An area where evidence was more clear was found in the groundbreaking results from Dr. Diane Havlir’s SEARCH trial – a patient-centered care intervention model that utilizes a non-communicable disease approach at health fairs to testing and treating HIV, offers universal rapid testing, viral load counseling, and antiretroviral therapy, combined with mobile phone triaging of care and reminders. Particularly celebrated was the mortality data presented – among HIV-infected persons engaged in the interventional arms of the trial it was 21 percent lower than those in control groups – and overall mortality among all persons was 11 percent lower among those in the intervention groups.

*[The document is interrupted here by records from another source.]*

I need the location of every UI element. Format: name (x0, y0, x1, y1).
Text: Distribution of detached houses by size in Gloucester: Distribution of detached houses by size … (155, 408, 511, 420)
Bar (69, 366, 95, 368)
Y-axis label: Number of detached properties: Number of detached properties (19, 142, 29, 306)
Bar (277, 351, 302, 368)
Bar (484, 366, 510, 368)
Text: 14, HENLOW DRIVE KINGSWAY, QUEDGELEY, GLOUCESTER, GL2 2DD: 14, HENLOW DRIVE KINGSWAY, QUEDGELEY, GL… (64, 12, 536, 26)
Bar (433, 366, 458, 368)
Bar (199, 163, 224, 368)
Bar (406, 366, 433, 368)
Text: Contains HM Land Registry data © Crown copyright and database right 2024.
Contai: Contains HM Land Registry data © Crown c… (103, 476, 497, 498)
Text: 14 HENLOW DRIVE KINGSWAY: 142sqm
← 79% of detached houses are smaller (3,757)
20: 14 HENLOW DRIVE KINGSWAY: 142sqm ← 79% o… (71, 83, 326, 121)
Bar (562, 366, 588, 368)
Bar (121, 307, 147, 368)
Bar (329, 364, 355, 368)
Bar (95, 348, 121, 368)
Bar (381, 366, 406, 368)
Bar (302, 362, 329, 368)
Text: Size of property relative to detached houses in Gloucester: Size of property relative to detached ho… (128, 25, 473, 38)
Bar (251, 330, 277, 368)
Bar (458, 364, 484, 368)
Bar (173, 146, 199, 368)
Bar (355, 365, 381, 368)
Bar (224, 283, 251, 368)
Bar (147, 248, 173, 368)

The broad test and treat campaign continues to highlight how essential early testing is for individuals – something that other UCSF researchers are addressing from new angles for key populations. Sheri Lippman, PhD, whose work on HIV self-testing was featured by ARI earlier this year, continued to promote her findings in a session – Can HIV Self-Testing Make Testing More Equitable?: Perspectives from High Income Settings – that also included investigators from the UK and Australia. With active participation from attendees in the village, a key takeaway message resonated with the crowd – engaging the communities you serve from the inception of studies is key, especially those most vulnerable and whom would most benefit from the privacy and ease of the newer self-testing models, such as minority men who have sex with men, migrant populations, and transgender persons.
Basic and translational research sessions featuring some exceptional vaccine and cure research from UCSF investigators were packed with attendees. Dr. Henrich, in a session titled How Far Are We From HIV Remission, detailed the work of very early ART initiation during ‘hyperacute’ HIV infection that he executes in the Division of Experimental Medicine. Dr. Steven Deeks, UCSF Professor of Medicine, led an overflowing oral abstract session, ‘Strategies for Cure: Pitfalls, Possibilities and Promise’ co-led by Dr. Henrich. Dedicated to vaccine and virus eradication advancements and highlighting the challenges still facing researchers today, Deeks underscored that curative clinical and primate studies still show viral rebound even in cases of extremely low reservoirs – “we need to account for inclusion of therapeutic vaccines in curative efforts to kill the reservoir and control replication,” he emphasized.
Closing the conference were former President Bill Clinton and U.S. Representative Barbara Lee, both of whom have been long-term supporters of the annual meeting and have used their considerable political influence to lobby for funding, awareness, education, and research in the field of HIV.
Both expressed delight and excitement at the news of the AIDS 2020 conference being held in the United States, and the Bay Area in particular – an opportunity, Lee said, “to celebrate the work being done in the continued fight against HIV locally and globally.” We couldn’t agree more.